Warning: spoilers ahead
Two saccharine monologues are the most exciting moments in the seventh episode of “Party of Five.”
“Speak for Yourself,” which premiered Wednesday night, revolves around a fundraiser Lucia (Emily Tosta) organizes with the help of her fellow activist and mentor, Sully (Elizabeth Grullon). After phone calls fail to raise enough money for immigrants in detention centers, Lucia hosts a music and spoken word event at the family restaurant with others affected by the matter, including Emilio (Brandon Larracuente) and his band. Once again, “Party of Five” seems to be recycling the same storylines from earlier in the season – Lucia’s passion for activism and Beto’s (Niko Guardado) relationship troubles are all too familiar – proving the Freeform show to be too didactic for television.
Though Lucia gains confidence as an activist and event organizer in the episode, Allison (Paulina Alvarez), who happens to be another one of Sully’s (Elizabeth Grullon) mentees, taunts and challenges Lucia. In a moment of subtle rebellion on Lucia’s end when faced with Allison’s disapproval, she manages to give a stirring speech about the reality immigrants face in detention centers. It was a moving moment as Lucia touched upon how immigrants are denied even the most basic of supplies, revealing the inhumane conditions they are subjected to. Unfortunately, in context of the show, the speech felt too on the nose.
Although Lucia’s fiery personality is definitely both an asset and something she’s developed out of necessity – as being a brown daughter of undocumented immigrants comes with its fair share of hardships – oftentimes, her character comes off as too sanctimonious. Tosta does manage to embody Lucia’s outgoing personality, but she fails to ground the character, making her feel like more of a caricature than a real person. Tosta isn’t the sole problem, however, as the writers could have better fleshed out her character’s personality on the page as well.

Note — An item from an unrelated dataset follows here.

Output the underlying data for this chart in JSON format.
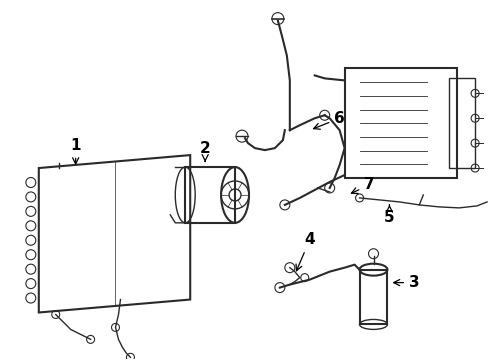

With Lucia’s storyline lacking depth, Emilio’s angst over not being involved with his band anymore felt like a natural consequence of his situation and was probably one of the more relatable moments of this week’s episode. Emilio was living the dream life of a bachelor when the show began – after all, he was 24 years old, staying with his friends and the lead singer of his own band. After giving up everything to raise his siblings and run the restaurant, the eldest sibling reunites with his band to perform at the fundraiser in this week’s episode, but has a panic attack and runs off.
It’s Natalia (Sol Rodriguez) who catches up to Emilio and points out that maybe it’s time for him to admit that his singing days are finally over, but Emilio remains in denial. His identity crisis is valid and relatable, making it easier for viewers to empathize with the oldest Acosta as he has arguably had to give up more than his siblings did because of his parents’ deportation.
Other storylines still feel unnecessary though, especially in the face of the nuance Natalia and Emilio added to the hour-long drama. A random fight erupts halfway through the episode with Ella (Audrey Gerthoffer) finessing her way out of being caught for underage drinking, yet the moment adds little to her character. In fact, the incident is a clear demonstration of white privilege. Ella is afforded this leniency, but if Emilio had been busted for serving a minor alcohol, there’s a chance his Deferred Action for Childhood Arrivals program status could’ve been revoked. Once again, “Party of Five” showed its heavy hand with scenes that are an obvious attempt to make a point.
The true height of the production only occurs when Valentina (Elle Paris Legaspi) almost gets busted as “Amanda Davis” as she runs into one of her new dance teammates at the fundraiser. But what could have been an interesting moment ends up falling flat. There’s no tension as Natalia tells the 12-year-old she understands why adopting a new identity feels safer. Last week, Val rebelling felt fresh and exciting, and so much more could’ve been done with the subplot to increase the show’s stakes. Instead, the writers and showrunners played it safe.
Though it makes sense for “Party of Five” to handle its subject matter with respect and dignity, a little sprinkle of believable melodrama could help the show. The future of “Party of Five” could be on rocky shores as very little seems to keep audiences returning week after week.
Television is supposed to emulate real life while making it more interesting – something the series still hasn’t figured out how to achieve.